(CN) – One in four Oregon renewable energy projects that received tax credits showed signs of suspicious or illegal activity, an independent audit found, and the state’s Energy Department was ill-equipped to handle many of the projects.
The Portland-based financial crime consultant Marsh Minick PC issued a report last week on its findings on Oregon’s Business Energy Tax Credit program. The report was ordered by Secretary of State Jeanne Atkins earlier this year.
Oregon’s Department of Energy spent around $1 billion in renewable energy projects between 2006 and 2014 through the program, and more than a quarter of the large projects that cost more than $1 million were concerning to investigators, the audit found.
The investigation did not turn up any outright fraud, but the report said the program faced “administrative problems” and 79 of the projects will be referred to the state’s Justice Department.
“It lacked formal training, employee turnover caused a loss of institutional knowledge, there had been cultural clashes between employees, the work volume and sometimes the complexity overwhelmed staffs’ abilities, and there was missing quality and compliance oversight,” the 76-page report says of the tax-credit program.
The tax program did not have the needed oversights or risk management strategies to run effectively, according to the report, which analyzed around a quarter of the 14,000-plus projects.
The plan was to stimulate job growth in Oregon through renewable energy, but the state’s Department of Energy did not have the tools and resources needed to take on the expansion of the tax program, the audit found.

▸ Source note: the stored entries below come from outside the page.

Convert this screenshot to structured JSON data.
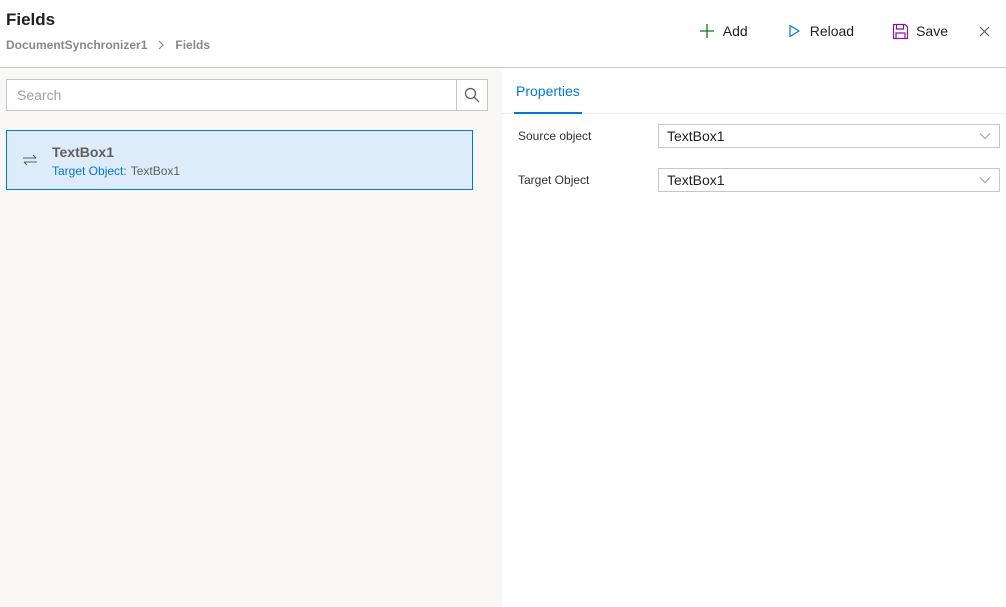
{
  "header": {
    "title": "Fields",
    "breadcrumb": [
      "DocumentSynchronizer1",
      "Fields"
    ]
  },
  "toolbar": {
    "add_label": "Add",
    "reload_label": "Reload",
    "save_label": "Save"
  },
  "search": {
    "placeholder": "Search",
    "value": ""
  },
  "list": {
    "items": [
      {
        "title": "TextBox1",
        "sub_key": "Target Object:",
        "sub_value": "TextBox1",
        "icon": "swap-icon",
        "selected": true
      }
    ]
  },
  "properties": {
    "tab_label": "Properties",
    "rows": [
      {
        "label": "Source object",
        "value": "TextBox1"
      },
      {
        "label": "Target Object",
        "value": "TextBox1"
      }
    ]
  },
  "colors": {
    "accent": "#0078d4",
    "add_icon": "#107c10",
    "save_icon": "#881798",
    "selected_bg": "#deecf9",
    "left_pane_bg": "#f9f8f6"
  }
}
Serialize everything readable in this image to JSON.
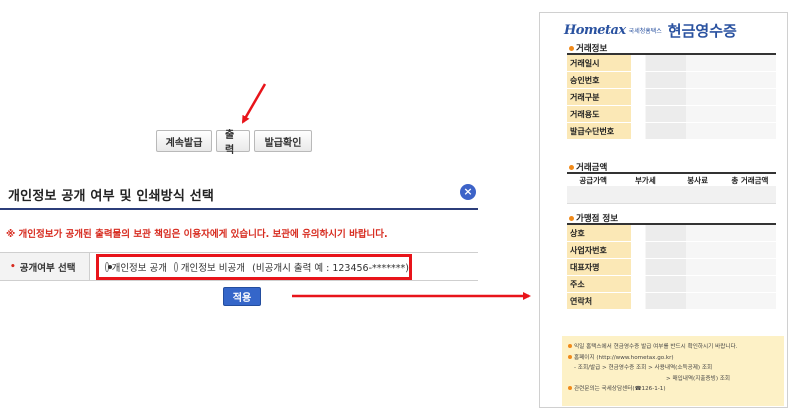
{
  "buttons": {
    "continue_issue": "계속발급",
    "print": "출력",
    "issue_check": "발급확인"
  },
  "dialog": {
    "title": "개인정보 공개 여부 및 인쇄방식 선택",
    "close_symbol": "×",
    "notice": "※ 개인정보가 공개된 출력물의 보관 책임은 이용자에게 있습니다. 보관에 유의하시기 바랍니다.",
    "field_label": "공개여부 선택",
    "option_public": "개인정보 공개",
    "option_private": "개인정보 비공개",
    "option_hint": "(비공개시 출력 예 : 123456-*******)",
    "selected": "public",
    "apply": "적용"
  },
  "receipt": {
    "logo": "Hometax",
    "logo_sub": "국세청홈택스",
    "title": "현금영수증",
    "section_trade": "거래정보",
    "trade_rows": [
      "거래일시",
      "승인번호",
      "거래구분",
      "거래용도",
      "발급수단번호"
    ],
    "section_amount": "거래금액",
    "amount_cols": [
      "공급가액",
      "부가세",
      "봉사료",
      "총 거래금액"
    ],
    "section_store": "가맹점 정보",
    "store_rows": [
      "상호",
      "사업자번호",
      "대표자명",
      "주소",
      "연락처"
    ],
    "notes": [
      "익일 홈택스에서 현금영수증 발급 여부를 반드시 확인하시기 바랍니다.",
      "홈페이지 (http://www.hometax.go.kr)",
      "- 조회/발급 > 현금영수증 조회 > 사용내역(소득공제) 조회",
      "> 매입내역(지출증빙) 조회",
      "관련문의는 국세상담센터(☎126-1-1)"
    ]
  },
  "colors": {
    "accent_red": "#e8141a",
    "button_blue": "#3566c9",
    "receipt_label_bg": "#fbe8b6",
    "note_bg": "#fdf1c6"
  }
}
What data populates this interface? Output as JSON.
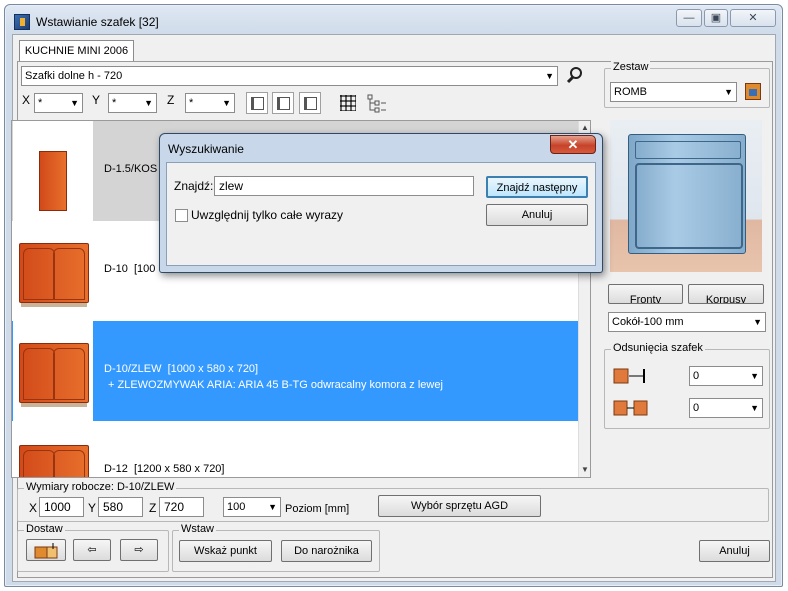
{
  "window": {
    "title": "Wstawianie szafek [32]",
    "controls": [
      "minimize-icon",
      "maximize-icon",
      "close-icon"
    ]
  },
  "tabs": [
    {
      "label": "KUCHNIE MINI 2006"
    }
  ],
  "catalog": {
    "selected": "Szafki dolne h - 720"
  },
  "filters": {
    "x_label": "X",
    "x_value": "*",
    "y_label": "Y",
    "y_value": "*",
    "z_label": "Z",
    "z_value": "*"
  },
  "items": [
    {
      "name": "D-1.5/KOS",
      "dims": "",
      "extra": ""
    },
    {
      "name": "D-10",
      "dims": "[100",
      "extra": ""
    },
    {
      "name": "D-10/ZLEW",
      "dims": "[1000 x 580 x 720]",
      "extra": "+ ZLEWOZMYWAK ARIA: ARIA 45 B-TG odwracalny komora z lewej"
    },
    {
      "name": "D-12",
      "dims": "[1200 x 580 x 720]",
      "extra": ""
    }
  ],
  "zestaw": {
    "label": "Zestaw",
    "selected": "ROMB"
  },
  "preview_buttons": {
    "front": "Fronty",
    "bodies": "Korpusy"
  },
  "plinth": {
    "selected": "Cokół-100 mm"
  },
  "offsets": {
    "label": "Odsunięcia szafek",
    "left_value": "0",
    "right_value": "0"
  },
  "dimensions": {
    "label": "Wymiary robocze: D-10/ZLEW",
    "x_label": "X",
    "x_value": "1000",
    "y_label": "Y",
    "y_value": "580",
    "z_label": "Z",
    "z_value": "720",
    "level_value": "100",
    "level_label": "Poziom [mm]",
    "agd_button": "Wybór sprzętu AGD"
  },
  "dostaw": {
    "label": "Dostaw"
  },
  "wstaw": {
    "label": "Wstaw",
    "point_button": "Wskaż punkt",
    "corner_button": "Do narożnika"
  },
  "cancel_button": "Anuluj",
  "search_dialog": {
    "title": "Wyszukiwanie",
    "find_label": "Znajdź:",
    "find_value": "zlew",
    "find_next_button": "Znajdź następny",
    "whole_words_label": "Uwzględnij tylko całe wyrazy",
    "cancel_button": "Anuluj"
  }
}
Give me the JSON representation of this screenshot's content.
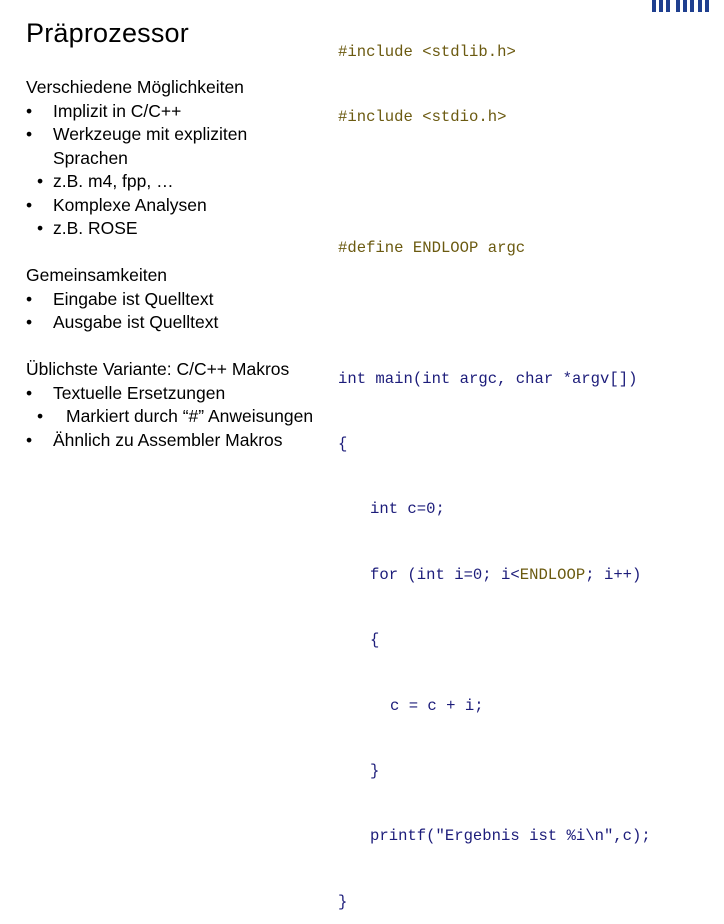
{
  "slide": {
    "title": "Präprozessor"
  },
  "left": {
    "section1_heading": "Verschiedene Möglichkeiten",
    "section1_items": [
      {
        "level": 1,
        "text": "Implizit in C/C++"
      },
      {
        "level": 1,
        "text": "Werkzeuge mit expliziten"
      },
      {
        "level": 0,
        "text": "Sprachen"
      },
      {
        "level": 2,
        "text": "z.B. m4, fpp, …"
      },
      {
        "level": 1,
        "text": "Komplexe Analysen"
      },
      {
        "level": 2,
        "text": "z.B. ROSE"
      }
    ],
    "section2_heading": "Gemeinsamkeiten",
    "section2_items": [
      {
        "level": 1,
        "text": "Eingabe ist Quelltext"
      },
      {
        "level": 1,
        "text": "Ausgabe ist Quelltext"
      }
    ],
    "section3_heading": "Üblichste Variante: C/C++ Makros",
    "section3_items": [
      {
        "level": 1,
        "text": "Textuelle Ersetzungen"
      },
      {
        "level": 2,
        "text": "Markiert durch “#” Anweisungen"
      },
      {
        "level": 1,
        "text": "Ähnlich zu Assembler Makros"
      }
    ],
    "bullet_glyph": "•"
  },
  "code": {
    "line1": "#include <stdlib.h>",
    "line2": "#include <stdio.h>",
    "line3": "",
    "line4_kw": "#define ",
    "line4_val": "ENDLOOP argc",
    "line5": "",
    "line6": "int main(int argc, char *argv[])",
    "line7": "{",
    "line8": "int c=0;",
    "line9_a": "for (int i=0; i<",
    "line9_b": "ENDLOOP",
    "line9_c": "; i++)",
    "line10": "{",
    "line11": "c = c + i;",
    "line12": "}",
    "line13": "printf(\"Ergebnis ist %i\\n\",c);",
    "line14": "}"
  },
  "colors": {
    "code_text": "#1c1c7a",
    "preprocessor_text": "#6b5a10",
    "logo": "#1f3f8f"
  },
  "logo": {
    "icon": "tum-logo-icon"
  }
}
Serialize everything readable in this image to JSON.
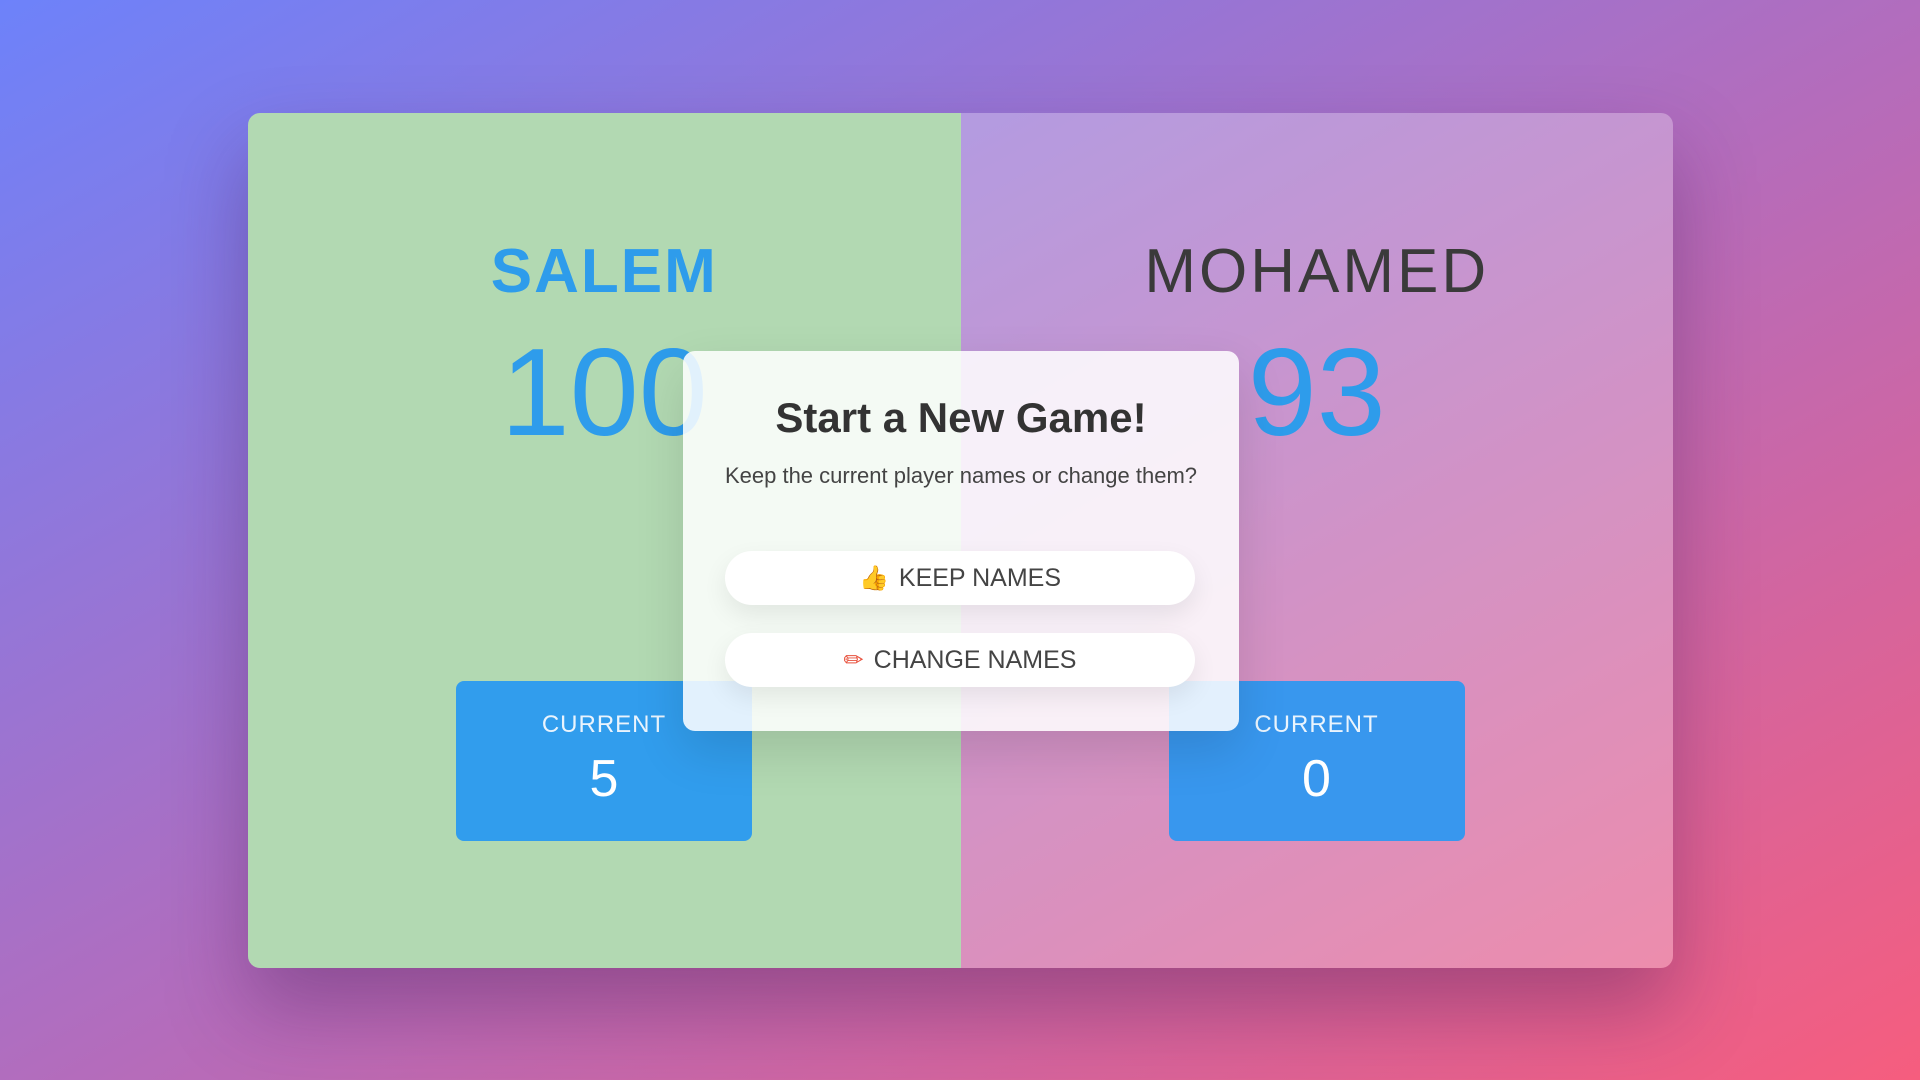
{
  "players": [
    {
      "name": "SALEM",
      "score": "100",
      "current_label": "CURRENT",
      "current": "5",
      "active": true
    },
    {
      "name": "MOHAMED",
      "score": "93",
      "current_label": "CURRENT",
      "current": "0",
      "active": false
    }
  ],
  "modal": {
    "title": "Start a New Game!",
    "text": "Keep the current player names or change them?",
    "keep_button": {
      "icon": "thumbs-up-icon",
      "label": "KEEP NAMES"
    },
    "change_button": {
      "icon": "pencil-icon",
      "label": "CHANGE NAMES"
    }
  },
  "colors": {
    "active_panel": "#b2d9b2",
    "accent_blue": "#2e9ceb",
    "current_box": "#319ded",
    "background_start": "#6d82fa",
    "background_end": "#f65d7e"
  }
}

Mike Kaplan, director of the Oregon Energy Department, responded to the audit by admitting to many of the problems outlined in the report, and had previously noted that the tax credit program was “besieged by problems.”
“It is not enough for a state agency to merely flag problems and expect solutions,” Kaplan wrote in a letter to the secretary of state. “ODOE also had the responsibility to solve those problems using a variety of tools, including better in-house oversight and management.”
He added, “Requesting fixes in the legislature is a resource to address policy issues and not a mechanism to correct systemic management challenges.”
The tax-credit program, which started in 1979, was expanded in 2007 but ended in 2014. The expanded program allowed tax credits to cover up to half of a project, up from the previous limit of only 35 percent.